In total, 43 FNAC specimens of clinicoradiologically suspicious lymph nodes with corresponding nodal resection specimens were collected from 2016 to 2018 at Catholic University Hospital in Rome. Cytohistologic correlation was performed. Patients were treated with wide local excision of the vulvar mass followed by bilateral inguinofemoral lymphadenectomy and radiotherapy if the tumor involved a lymph node or the vulvar margins.
Cytologic examination agreed with histology in 37 of 43 cases (86.04%). The authors observed a positive FNAC result in 14 of 20 histologically confirmed metastatic lymph nodes, 6 false-negative cases, and no false-positive results. The sensitivity and specificity of cytological examination were 76.92% and 100%, respectively.

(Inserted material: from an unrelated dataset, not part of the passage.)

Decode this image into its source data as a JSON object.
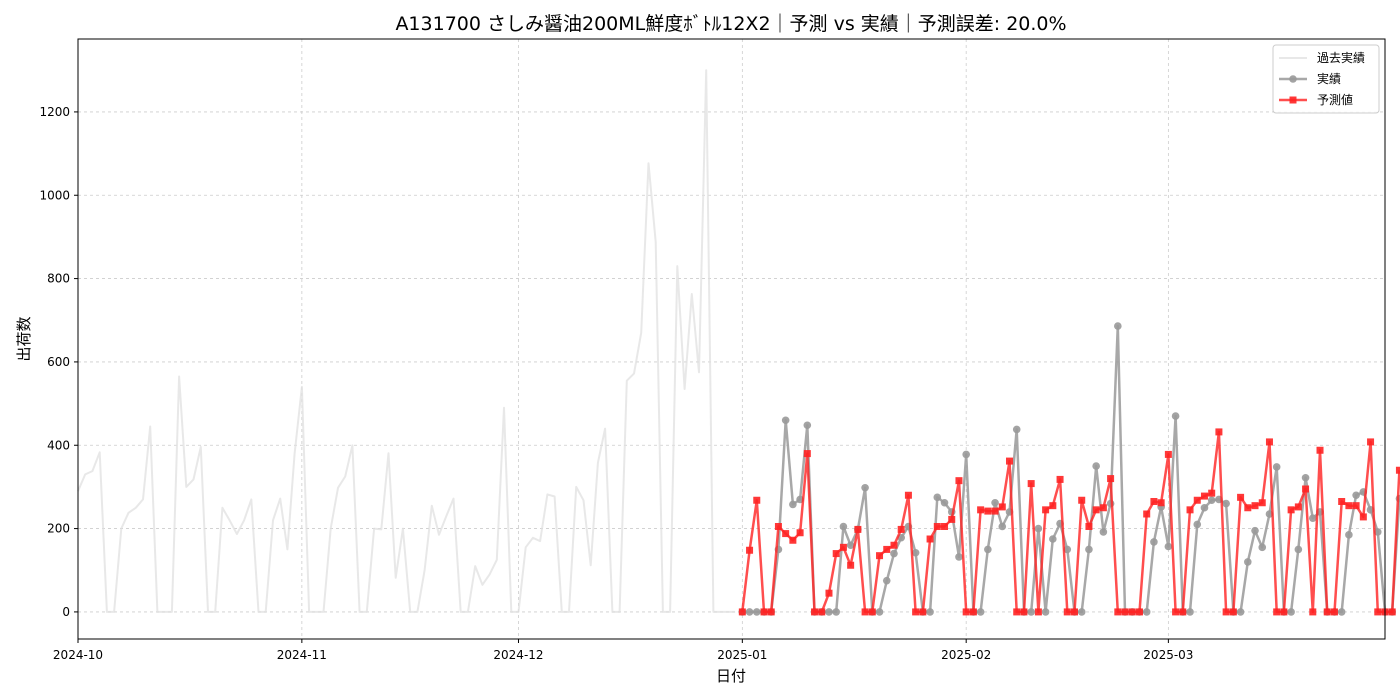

All patients with FNAC-positive results showed metastatic disease in other surgically resected inguinofemoral nodes. Eleven of 29 patients (37.9%) with FNAC-negative results also showed metastatic disease in subsequent lymphadenectomy specimens, but the extent of metastases was always <1 cm (range, 0.1-0.6 cm).
FNAC of suspicious lymph nodes represents a useful tool in the management of patients with vulvar cancer. A positive result enables the surgeon to immediately perform a bilateral inguinofemoral lymphadenectomy thus avoiding an unnecessary sentinel lymph node sampling. Finally, FNAC can also predict the presence and extent of metastatic disease in other surgically resected inguinofemoral lymph nodes.